Archive for May 20th, 2010

NAMA has quite specific objectives and the NAMA Act sets out those objectives. Here they are again (section 2 of the Act):

“2.—The purposes of this Act are—

(a) to address the serious threat to the economy and the stability of credit institutions in the State generally and the need for the maintenance and stabilisation of the financial system in the State, and

(b) to address the compelling need—

(i) to facilitate the availability of credit in the economy of the State,

 (ii) to resolve the problems created by the financial crisis in an expeditious and efficient manner and achieve a recovery in the economy,

(iii) to protect the State’s interest in respect of the guarantees issued by the State pursuant to the Credit institutions (Financial Support) Act 2008 and to underpin the steps taken by the Government in that regard,

(iv) to protect the interests of taxpayers,

(v) to facilitate restructuring of credit institutions of systemic importance to the economy,

(vi) to remove uncertainty about the valuation and location of certain assets of credit institutions of systemic importance to the economy,

(vii) to restore confidence in the banking sector and to underpin the effect of Government support measures in relation to that sector, and

(viii) to contribute to the social and economic development of the State.”

Some financial flesh has been put on the operation of NAMA by its Draft Business Plan, published in October 2009.

The Irish Independent reports today on what is understood to be a scheme whereby local councils can offload loans taken out to buy development land during the boom, which is presumably now worth a fraction of its initial purchase price.

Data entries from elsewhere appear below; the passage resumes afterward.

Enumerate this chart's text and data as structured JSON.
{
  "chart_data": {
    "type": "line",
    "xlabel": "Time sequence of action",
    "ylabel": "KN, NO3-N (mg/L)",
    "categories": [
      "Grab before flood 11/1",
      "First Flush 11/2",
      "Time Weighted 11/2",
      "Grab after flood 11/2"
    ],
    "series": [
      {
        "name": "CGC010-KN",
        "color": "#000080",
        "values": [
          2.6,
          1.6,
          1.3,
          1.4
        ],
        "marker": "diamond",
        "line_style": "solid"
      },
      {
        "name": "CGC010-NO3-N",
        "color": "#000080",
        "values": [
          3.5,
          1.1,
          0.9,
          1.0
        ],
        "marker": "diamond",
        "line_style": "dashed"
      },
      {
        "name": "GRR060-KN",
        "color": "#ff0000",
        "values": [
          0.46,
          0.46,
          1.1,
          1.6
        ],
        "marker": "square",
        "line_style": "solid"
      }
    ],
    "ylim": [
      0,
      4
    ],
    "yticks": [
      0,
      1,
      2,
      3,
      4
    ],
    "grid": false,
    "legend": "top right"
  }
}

The loans are reported to be bound for the Department for the Environment Housing and Local Government and the Independent reports that there may be €25m of transfers this year. The government scheme is called the Land Aggregation Scheme which appears not to be publicly available at this time. As analysed elsewhere, local councils are likely to have serious problems with resolving their purchases of property during the boom – it was not uncommon for them to pay €250,000 for an “affordable home” which they intended selling, but which might now be worth a fraction of that sum. One council, Dun Laoghaire-Rathdown is reported to be exposed to €35m in respect of commitments to social housing. The Independent today reports that Sligo alone may have €15m of development land loans that may be transferred (that is, paid off) by the DoEHLG. Could the cost reach €100s of million or indeed billions? The rights and wrongs of councils transferring the cost of acquiring uneconomic or unneeded assets will no doubt be debated elsewhwre.

Of more interest here however, is the suggestion that property which is not economic or not required by councils may be transferred to NAMA to manage. Now unless this property was secured on loans which meet the NAMA criteria, this would represent a new responsibility for NAMA – mission creep. It is not set out in the NAMA Act in any recognizable way and is certainly not referred to in the NAMA draft business plan.

Although there has been scant information forthcoming from NAMA, what has emerged has painted a picture of hardwork and a striving to deliver on the NAMA objectives. If NAMA is however going to be used as the receptacle for every uneconomic or unwanted  piece of real estate that the government can find, then it may impair NAMA’s ability to deliver on its objectives, particularly because of unforseen demands on management and the profitability. From a competition point of view, it bolsters NAMA’s commanding position as the provider of development land and housing – €25m might not be significant but a few billion would be – and a near-monopoly in a sector where there is substantial private sector involvement is unlikely to be good for competition or economic development. I hope this new scheme is debated and that its effect on NAMA will be widely recognized and understood.

UPDATE: The DoEHLG has made available the circular sent to councils in April 2010 setting out the terms of the scheme. There is to be a new State agency, the Housing and Sustainable Communities Agency which is an amalgamation of theAffordable Homes Partnership, certain elements of the Homeless Agency and the National Building Agency and will be an asset management agency for the land transferred by councils. Although NAMA will be consulted on the use or development of the land, and in some cases will develop joint plans with the new State agency, it is not envisaged the property will come onto NAMA’s books. So no change at NAMA internally but having influence and a certain degree of control over this land will still have an impact on competition. It will be interesting to see the volume and value of land transferred to this new agency. The DoEHLG have not released any information with respect to budgets but have said that there is no proposal to extend the scheme to anything other than land.